As of now, the school has weekly morning and afternoon sessions with about 10-20 children. They unanimously decide which areas of the forest they want to venture into and the tutor simply acts as a facilitator. The learning is organic and inherent in how the children play.
Quek said, “We focus on three main approaches – child-led, nature-led, and context-led (cultural context). Our curriculum is nature itself, she provides it to us. This is the sixth year of Forest School. Our older kids are much more aware of the changing environment, but of course, the three and four-year-old students don’t understand this. They can understand what’s closer to them – plants and insects. This is how they gradually build a relationship with the environment.”

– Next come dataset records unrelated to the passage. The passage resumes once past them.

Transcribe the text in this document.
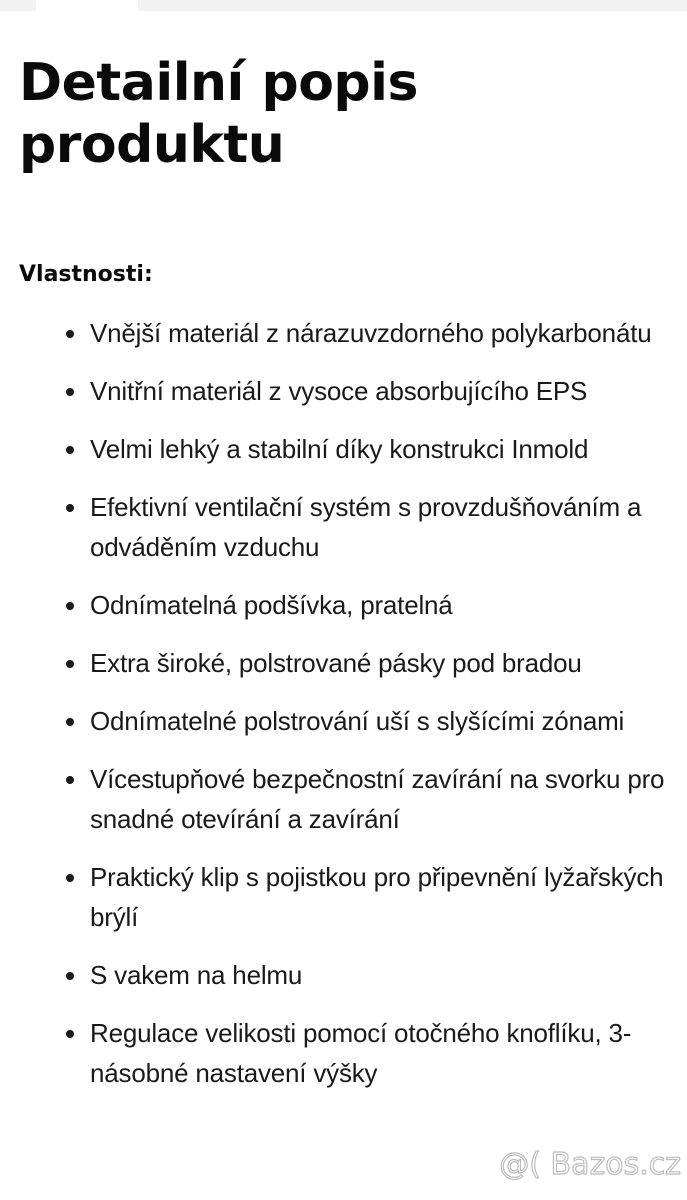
Detailní popis produktu
Vlastnosti:
Vnější materiál z nárazuvzdorného polykarbonátu
Vnitřní materiál z vysoce absorbujícího EPS
Velmi lehký a stabilní díky konstrukci Inmold
Efektivní ventilační systém s provzdušňováním a odváděním vzduchu
Odnímatelná podšívka, pratelná
Extra široké, polstrované pásky pod bradou
Odnímatelné polstrování uší s slyšícími zónami
Vícestupňové bezpečnostní zavírání na svorku pro snadné otevírání a zavírání
Praktický klip s pojistkou pro připevnění lyžařských brýlí
S vakem na helmu
Regulace velikosti pomocí otočného knoflíku, 3-násobné nastavení výšky
@( Bazos.cz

Quek brings in the aspect of destruction within nature and how his students reconcile with it. “It’s not always sunshine and rainbows. There are moments when nature can be violent and cruel. Similarly, kids have a tendency to pluck leaves and destroy things, but this is how they learn. They are curious about what makes a thing. Of course, we don’t want them to destroy the forests! I remember one time, my kids saw the Mimosa plant’s pretty flowers, and they plucked them. Then they told me ‘look around, it’s common, it’s everywhere. We won’t pluck what’s uncommon, we know those are rare’. I thought it was a funnily simple way of looking at extinction and endangerment.”
A community is a lot like an ecosystem, says Quek. The ecosystem is something that keeps everything alive and functioning. To replicate this principle, the school tries to embody a community-based bonding in its sessions. He said, “We believe it takes a village to raise a child. A village doesn’t require everyone to be similar, not everyone is nature-loving. Some kids are scared of insects, some are scared of furry animals. But that’s okay, we all come together and make it work.”